Many religions, much of psychology, and a sizable chunk of the self-help literature give put great importance on achieving contentment. The eminently sensible idea is that in an uncertain world, the only sure way to be happy is to learn to accept the way things are, here and now.
An almost equally great number of thinkers, teachers, and sages have said that rather than meekly acquiescingto an unsatisfactory situation, we should make every effort to remove or overcome those obstacles which hinder us from achieving our full potential for happiness. The idea being that we should take responsibility for our own well-being, rather than being doormats to fate and to the desires of others. This, too, seems like wise advice.
Both teachings can be taken to extremes. Some advocate total detachment from the experiences and passions of life until light and dark, pain and pleasure, hunger and fullness are all one. Others urge us to pursue total self-gratification, at the expense of all those around us.
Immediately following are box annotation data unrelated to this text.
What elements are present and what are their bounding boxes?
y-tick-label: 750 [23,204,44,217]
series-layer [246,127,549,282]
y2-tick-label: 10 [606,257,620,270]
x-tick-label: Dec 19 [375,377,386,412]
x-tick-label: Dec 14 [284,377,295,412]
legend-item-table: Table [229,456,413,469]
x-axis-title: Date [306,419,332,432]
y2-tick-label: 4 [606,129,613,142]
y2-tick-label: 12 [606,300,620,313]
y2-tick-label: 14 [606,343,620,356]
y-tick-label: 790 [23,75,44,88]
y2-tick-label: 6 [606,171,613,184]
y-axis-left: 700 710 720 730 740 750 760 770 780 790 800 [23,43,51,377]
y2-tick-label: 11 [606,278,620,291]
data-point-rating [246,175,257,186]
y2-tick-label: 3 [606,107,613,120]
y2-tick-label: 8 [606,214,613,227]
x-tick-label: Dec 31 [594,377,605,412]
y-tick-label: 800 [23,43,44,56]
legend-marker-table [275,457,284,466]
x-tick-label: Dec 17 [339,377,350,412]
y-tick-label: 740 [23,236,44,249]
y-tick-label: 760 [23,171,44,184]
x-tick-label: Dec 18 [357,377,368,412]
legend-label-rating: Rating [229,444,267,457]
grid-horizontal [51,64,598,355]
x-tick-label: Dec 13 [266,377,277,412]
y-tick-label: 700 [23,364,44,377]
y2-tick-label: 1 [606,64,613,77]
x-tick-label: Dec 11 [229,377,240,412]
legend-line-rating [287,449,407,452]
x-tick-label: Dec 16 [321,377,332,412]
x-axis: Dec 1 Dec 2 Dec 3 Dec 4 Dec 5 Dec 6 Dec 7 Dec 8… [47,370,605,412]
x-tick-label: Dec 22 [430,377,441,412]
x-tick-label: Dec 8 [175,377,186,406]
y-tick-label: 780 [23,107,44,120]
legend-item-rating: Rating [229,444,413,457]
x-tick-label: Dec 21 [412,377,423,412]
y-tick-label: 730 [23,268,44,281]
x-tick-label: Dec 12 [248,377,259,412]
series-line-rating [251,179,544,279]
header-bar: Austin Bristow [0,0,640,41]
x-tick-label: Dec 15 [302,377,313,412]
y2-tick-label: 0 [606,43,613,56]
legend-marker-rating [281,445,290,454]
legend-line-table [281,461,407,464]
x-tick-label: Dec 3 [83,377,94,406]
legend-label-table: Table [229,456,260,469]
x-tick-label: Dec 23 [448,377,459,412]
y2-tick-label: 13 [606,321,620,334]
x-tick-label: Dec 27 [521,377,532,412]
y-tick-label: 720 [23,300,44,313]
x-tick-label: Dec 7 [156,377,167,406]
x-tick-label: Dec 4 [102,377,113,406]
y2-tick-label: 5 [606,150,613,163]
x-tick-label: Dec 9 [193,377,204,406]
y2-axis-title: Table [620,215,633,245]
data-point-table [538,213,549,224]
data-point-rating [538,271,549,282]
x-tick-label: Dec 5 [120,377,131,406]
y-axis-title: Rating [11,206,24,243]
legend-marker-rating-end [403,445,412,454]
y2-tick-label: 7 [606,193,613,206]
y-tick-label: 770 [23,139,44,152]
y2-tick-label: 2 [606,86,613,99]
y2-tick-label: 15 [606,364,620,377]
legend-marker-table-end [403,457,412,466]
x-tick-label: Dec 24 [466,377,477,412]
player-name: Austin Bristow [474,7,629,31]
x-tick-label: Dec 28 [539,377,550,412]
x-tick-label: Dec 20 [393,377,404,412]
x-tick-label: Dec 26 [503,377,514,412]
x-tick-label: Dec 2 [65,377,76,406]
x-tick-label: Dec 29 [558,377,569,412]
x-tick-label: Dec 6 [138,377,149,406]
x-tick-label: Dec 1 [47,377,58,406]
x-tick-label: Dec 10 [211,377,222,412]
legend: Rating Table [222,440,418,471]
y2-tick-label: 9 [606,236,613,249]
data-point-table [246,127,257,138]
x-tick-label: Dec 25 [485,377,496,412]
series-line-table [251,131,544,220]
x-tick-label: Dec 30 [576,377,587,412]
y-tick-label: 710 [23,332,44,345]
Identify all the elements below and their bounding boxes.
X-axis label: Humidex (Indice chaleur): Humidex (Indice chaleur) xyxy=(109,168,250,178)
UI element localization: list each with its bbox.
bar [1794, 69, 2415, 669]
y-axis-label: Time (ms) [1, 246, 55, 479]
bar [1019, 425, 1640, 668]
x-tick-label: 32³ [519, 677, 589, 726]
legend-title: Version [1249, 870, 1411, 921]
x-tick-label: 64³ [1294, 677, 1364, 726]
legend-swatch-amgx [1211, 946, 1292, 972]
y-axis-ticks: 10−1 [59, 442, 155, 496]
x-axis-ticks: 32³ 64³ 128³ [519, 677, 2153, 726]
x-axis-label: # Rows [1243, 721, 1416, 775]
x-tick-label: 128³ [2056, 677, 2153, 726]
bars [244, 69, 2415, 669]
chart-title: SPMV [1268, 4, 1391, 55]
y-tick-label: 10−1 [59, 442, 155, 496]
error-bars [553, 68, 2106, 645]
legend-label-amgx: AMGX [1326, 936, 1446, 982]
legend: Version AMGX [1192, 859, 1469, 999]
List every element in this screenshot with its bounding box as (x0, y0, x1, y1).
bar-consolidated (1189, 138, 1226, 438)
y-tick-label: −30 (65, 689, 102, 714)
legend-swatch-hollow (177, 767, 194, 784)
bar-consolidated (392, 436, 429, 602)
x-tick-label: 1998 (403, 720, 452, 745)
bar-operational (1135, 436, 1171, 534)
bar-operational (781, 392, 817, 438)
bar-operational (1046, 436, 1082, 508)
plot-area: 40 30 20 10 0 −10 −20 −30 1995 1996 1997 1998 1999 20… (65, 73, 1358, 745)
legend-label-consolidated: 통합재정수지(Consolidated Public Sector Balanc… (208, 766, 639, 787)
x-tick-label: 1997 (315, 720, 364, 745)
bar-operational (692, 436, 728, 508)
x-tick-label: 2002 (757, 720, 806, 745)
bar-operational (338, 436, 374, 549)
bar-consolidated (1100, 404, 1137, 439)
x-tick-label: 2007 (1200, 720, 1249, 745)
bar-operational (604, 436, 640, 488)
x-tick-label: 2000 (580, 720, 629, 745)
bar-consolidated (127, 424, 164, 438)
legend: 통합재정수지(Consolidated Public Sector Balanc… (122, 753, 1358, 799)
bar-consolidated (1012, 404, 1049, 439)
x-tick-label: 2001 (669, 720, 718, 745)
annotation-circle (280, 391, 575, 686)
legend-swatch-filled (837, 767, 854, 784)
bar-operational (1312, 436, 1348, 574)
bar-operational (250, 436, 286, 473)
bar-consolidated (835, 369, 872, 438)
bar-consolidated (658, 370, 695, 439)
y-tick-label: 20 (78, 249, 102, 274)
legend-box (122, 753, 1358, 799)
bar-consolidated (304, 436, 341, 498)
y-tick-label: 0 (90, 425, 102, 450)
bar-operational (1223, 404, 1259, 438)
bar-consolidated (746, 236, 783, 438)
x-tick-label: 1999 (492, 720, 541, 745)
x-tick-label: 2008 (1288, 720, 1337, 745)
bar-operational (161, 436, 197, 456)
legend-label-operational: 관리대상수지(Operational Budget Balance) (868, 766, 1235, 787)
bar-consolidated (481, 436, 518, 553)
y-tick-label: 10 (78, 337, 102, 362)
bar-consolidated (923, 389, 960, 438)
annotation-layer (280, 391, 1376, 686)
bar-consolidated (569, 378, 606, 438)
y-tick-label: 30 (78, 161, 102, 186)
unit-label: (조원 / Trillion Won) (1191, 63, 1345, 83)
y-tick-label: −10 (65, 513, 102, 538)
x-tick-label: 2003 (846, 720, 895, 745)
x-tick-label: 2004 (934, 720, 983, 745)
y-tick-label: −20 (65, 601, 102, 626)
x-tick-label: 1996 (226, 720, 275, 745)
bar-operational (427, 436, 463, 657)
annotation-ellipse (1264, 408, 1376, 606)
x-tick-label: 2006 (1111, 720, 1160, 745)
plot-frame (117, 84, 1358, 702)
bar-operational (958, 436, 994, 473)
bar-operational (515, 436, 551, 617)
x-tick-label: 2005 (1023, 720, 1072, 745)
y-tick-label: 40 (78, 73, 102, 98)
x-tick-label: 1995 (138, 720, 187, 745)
Obviously, these two principles are not necessarily contradictory. The “Serenity Prayer” famously outlines a balance between the two poles:
God grant me the serenity to accept the things I cannot change,
The courage to change the things I can,
And the wisdom to know the difference
This is only one of many possible compromises. The dichotomy here is really one of internal vs. external change – do we alter our environment to suit us, or do we alter ourselves to make us amenable to the environment? If we take the latter course, our latitude is virtually limitless. With sufficient conditioning we can find contentment, even happiness, in almost any situation. But at what point do we lose that which makes us unique in order to mold ourselves to conditions? It is true, as the song says, that we can find “happiness in slavery” – but is it worth it if we compromise our very selves in order to do so? I would say not. Clearly a balance must be struck; but we must be mindful of the danger of swinging too far in the opposite direction. There is a potentially infinite number of external factors which we might find incompatible with our perfect satisfaction. Without drawing the line somewhere, we risk being perpetually bedeviled by the “slings and arrows of outrageous fortune”, wiling away our years bitching on LJ about every little thing which disturbs our calm.
But where to draw that line? The verse I quoted above sounds good in theory, but in practice I doubt changing everything I can just because I can would lead to bliss. What should be borne and what should be overcome? Where do we draw the line between petty complaints and legitimate causes for action – action which may lead to others being discomfited or hurt? In the grey area between the two poles, what divides a petty irritation from an obstacle to our leading a fully-realized life? What rules of thumb, if any, exist to help us make the distinction?